Pero entonces, en el horizonte, se dibujó la sombra de una bruja que, montada en su escoba, se dejó caer por las caballerizas donde entrenaban los guerreros y les llenó la cabeza de cantos de sirenas, de promesas de oro y gloria, de mil y una fortunas que harían posible sus sueños y les otorgarían parabienes de aquí a la eternidad. Bien en forma de pata de conejo, de pócima milagrosa o de amuleto diseñado por el mismísimo Merlín, la bruja aprovechó la ocasión de la bonanza en el seno del ejército para hacer su agosto, publicitarse y seguir llenando de doblones sus arcas, maltrechas por la crisis que acuciaba al reino.

Los guerreros se transformaron, cuan príncipes en sapos, en canelos de tomo y lomo. Saltaron a la siguiente justa con la cabeza llena de sueños e ilusiones y se olvidaron de lo más importante: pelear. No fueron capaces de hacer lo que hasta ese momento estaban haciendo bien, y perdieron la cabeza. La batalla contra los visitantes del reino de Malacitas se tornó en una serie de despropósitos que dejó descontentos a los aldeanos que acudieron a presenciarla, no por pocas razones.

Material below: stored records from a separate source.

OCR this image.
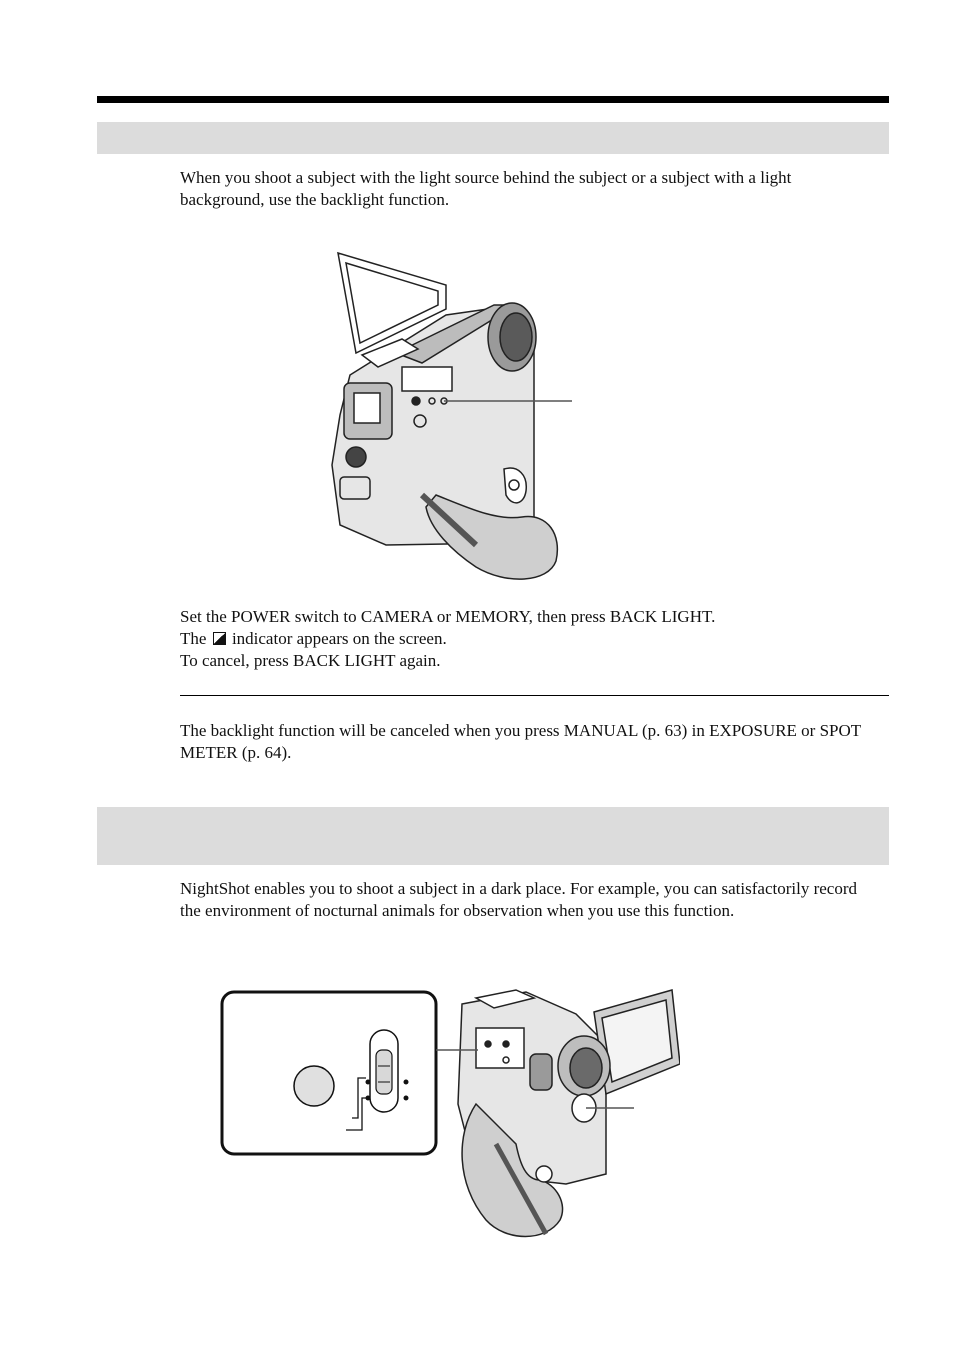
When you shoot a subject with the light source behind the subject or a subject with a light background, use the backlight function.

Set the POWER switch to CAMERA or MEMORY, then press BACK LIGHT.
The indicator appears on the screen.
To cancel, press BACK LIGHT again.

The backlight function will be canceled when you press MANUAL (p. 63) in EXPOSURE or SPOT METER (p. 64).

NightShot enables you to shoot a subject in a dark place. For example, you can satisfactorily record the environment of nocturnal animals for observation when you use this function.
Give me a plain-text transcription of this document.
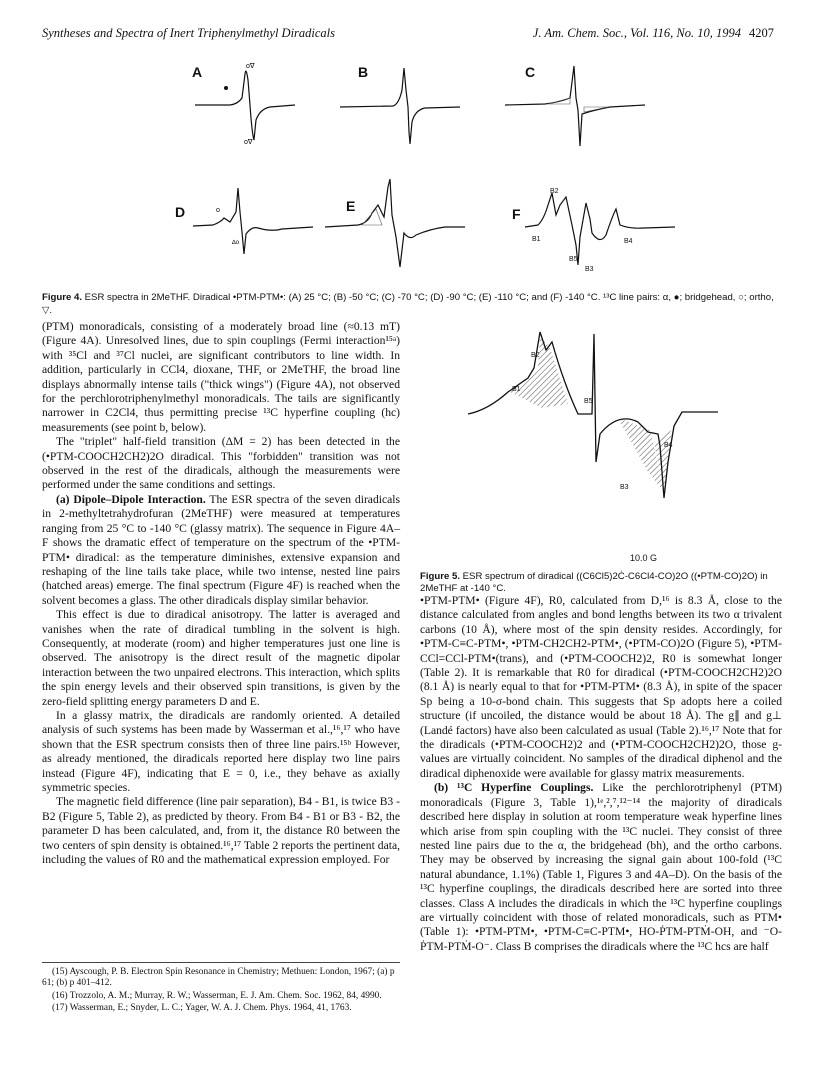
Syntheses and Spectra of Inert Triphenylmethyl Diradicals	J. Am. Chem. Soc., Vol. 116, No. 10, 1994 4207
A	o∇
o∇
B	C
D	o
∆o
E	F
B2
B1
B3
B5
B4
Figure 4. ESR spectra in 2MeTHF. Diradical •PTM-PTM•: (A) 25 °C; (B) -50 °C; (C) -70 °C; (D) -90 °C; (E) -110 °C; and (F) -140 °C. ¹³C line pairs: α, ●; bridgehead, ○; ortho, ▽.

(PTM) monoradicals, consisting of a moderately broad line (≈0.13 mT) (Figure 4A). Unresolved lines, due to spin couplings (Fermi interaction¹⁵ᵃ) with ³⁵Cl and ³⁷Cl nuclei, are significant contributors to line width. In addition, particularly in CCl4, dioxane, THF, or 2MeTHF, the broad line displays abnormally intense tails ("thick wings") (Figure 4A), not observed for the perchlorotriphenylmethyl monoradicals. The tails are significantly narrower in C2Cl4, thus permitting precise ¹³C hyperfine coupling (hc) measurements (see point b, below).

The "triplet" half-field transition (ΔM = 2) has been detected in the (•PTM-COOCH2CH2)2O diradical. This "forbidden" transition was not observed in the rest of the diradicals, although the measurements were performed under the same conditions and settings.

(a) Dipole–Dipole Interaction. The ESR spectra of the seven diradicals in 2-methyltetrahydrofuran (2MeTHF) were measured at temperatures ranging from 25 °C to -140 °C (glassy matrix). The sequence in Figure 4A–F shows the dramatic effect of temperature on the spectrum of the •PTM-PTM• diradical: as the temperature diminishes, extensive expansion and reshaping of the line tails take place, while two intense, nested line pairs (hatched areas) emerge. The final spectrum (Figure 4F) is reached when the solvent becomes a glass. The other diradicals display similar behavior.

This effect is due to diradical anisotropy. The latter is averaged and vanishes when the rate of diradical tumbling in the solvent is high. Consequently, at moderate (room) and higher temperatures just one line is observed. The anisotropy is the direct result of the magnetic dipolar interaction between the two unpaired electrons. This interaction, which splits the spin energy levels and their observed spin transitions, is given by the zero-field splitting energy parameters D and E.

In a glassy matrix, the diradicals are randomly oriented. A detailed analysis of such systems has been made by Wasserman et al.,¹⁶,¹⁷ who have shown that the ESR spectrum consists then of three line pairs.¹⁵ᵇ However, as already mentioned, the diradicals reported here display two line pairs instead (Figure 4F), indicating that E = 0, i.e., they behave as axially symmetric species.

The magnetic field difference (line pair separation), B4 - B1, is twice B3 - B2 (Figure 5, Table 2), as predicted by theory. From B4 - B1 or B3 - B2, the parameter D has been calculated, and, from it, the distance R0 between the two centers of spin density is obtained.¹⁶,¹⁷ Table 2 reports the pertinent data, including the values of R0 and the mathematical expression employed. For

B2
B1
B5
B4
B3
10.0 G
Figure 5. ESR spectrum of diradical ((C6Cl5)2Ċ-C6Cl4-CO)2O ((•PTM-CO)2O) in 2MeTHF at -140 °C.

•PTM-PTM• (Figure 4F), R0, calculated from D,¹⁶ is 8.3 Å, close to the distance calculated from angles and bond lengths between its two α trivalent carbons (10 Å), where most of the spin density resides. Accordingly, for •PTM-C≡C-PTM•, •PTM-CH2CH2-PTM•, (•PTM-CO)2O (Figure 5), •PTM-CCl=CCl-PTM•(trans), and (•PTM-COOCH2)2, R0 is somewhat longer (Table 2). It is remarkable that R0 for diradical (•PTM-COOCH2CH2)2O (8.1 Å) is nearly equal to that for •PTM-PTM• (8.3 Å), in spite of the spacer Sp being a 10-σ-bond chain. This suggests that Sp adopts here a coiled structure (if uncoiled, the distance would be about 18 Å). The g∥ and g⊥ (Landé factors) have also been calculated as usual (Table 2).¹⁶,¹⁷ Note that for the diradicals (•PTM-COOCH2)2 and (•PTM-COOCH2CH2)2O, those g-values are virtually coincident. No samples of the diradical diphenol and the diradical diphenoxide were available for glassy matrix measurements.

(b) ¹³C Hyperfine Couplings. Like the perchlorotriphenyl (PTM) monoradicals (Figure 3, Table 1),¹ᵉ,²,⁷,¹²⁻¹⁴ the majority of diradicals described here display in solution at room temperature weak hyperfine lines which arise from spin coupling with the ¹³C nuclei. They consist of three nested line pairs due to the α, the bridgehead (bh), and the ortho carbons. They may be observed by increasing the signal gain about 100-fold (¹³C natural abundance, 1.1%) (Table 1, Figures 3 and 4A–D). On the basis of the ¹³C hyperfine couplings, the diradicals described here are sorted into three classes. Class A includes the diradicals in which the ¹³C hyperfine couplings are virtually coincident with those of related monoradicals, such as PTM• (Table 1): •PTM-PTM•, •PTM-C≡C-PTM•, HO-ṖTM-PTṀ-OH, and ⁻O-ṖTM-PTṀ-O⁻. Class B comprises the diradicals where the ¹³C hcs are half

(15) Ayscough, P. B. Electron Spin Resonance in Chemistry; Methuen: London, 1967; (a) p 61; (b) p 401–412.

(16) Trozzolo, A. M.; Murray, R. W.; Wasserman, E. J. Am. Chem. Soc. 1962, 84, 4990.

(17) Wasserman, E.; Snyder, L. C.; Yager, W. A. J. Chem. Phys. 1964, 41, 1763.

La primera de todas fue por la ingenuidad que los caballeros, tornados en canelos, demostraron en el envite. A sabiendas de que el juez de la partida tenía un historial delictivo de sanciones a tener en cuenta, le hicieron el juego y le protestaron las decisiones "imparciales". El resultado fue desastroso, ya que uno a uno fueron enfilando el camino a los aposentos a darse un baño caliente antes de tiempo.

La segunda de las razones fue que se perdió una oportunidad de oro para casi dejar zanjada la odisea en la que estaban inmersos y acumular tres puntos que casi certificaran la permanencia en justas futuras. Un hecho que trastocaba los planes futuros, ya que al final se iba a tener que depender de épicas mayores al tener que derrotar a enemigos, a priori, más potentes, como los pertenecientes a los condados de Hispalis, Catalonia o Madrides.

Pero lo que realmente enervó al vulgo no fue la bruja, ni tampoco la candidez de los canelos ataviados con el sayo rojo. Lo que hizo que los ánimos alcanzaran la temperatura de las ascuas de una buena fogata de invierno fue el papel del supuesto juez, convertido por méritos propios en un auténtico idiota que se dedicó a sacar sus sables amarillo y rojo y decapitar, uno a uno, a los contendientes de nuestro bando. Algún daño colateral en el enemigo también hubo, pero insignificante para el resultado final. Un idiota con ganas de protagonismo que se convirtió en el bufón más grande de las cortes del mundo mundial. Un idiota cuyo apellido asemeja al zapatear de los corceles (Clos, Clos, Clos) pero cuyo papel fue más parecido a las boñigas que despiden los mismos. Un idiota que echó por tierra las promesas de la bruja, el trabajo del paladín y la alegría de los canelos.

Como no todo en esta vida se pierde en una batalla, esperemos que los guerreros rojillos olviden el mazazo y sepan reponerse para la siguiente afrenta. Lo que importa es la guerra, y la siguiente contienda se celebrará en campos pucelanos de la ancha Castilla. Hasta entonces, recemos para que se vuelvan a centrar en lo que saben hacer, oremos para que se armen de valor, acierto, puntería y malicia para lograr la victoria. Y apostemos por que se dejen de cuentos y sumen un triunfo que nos acerque a la meta ansiada. Todo teniendo en cuenta que desde la capital del reino seguirán bombardeando nuestras alacenas morales con el envío de bufones con pito. Todo sea por ser fieles a los de rojo.

¡Hasta la muerte, Forofillo hasta la muerte!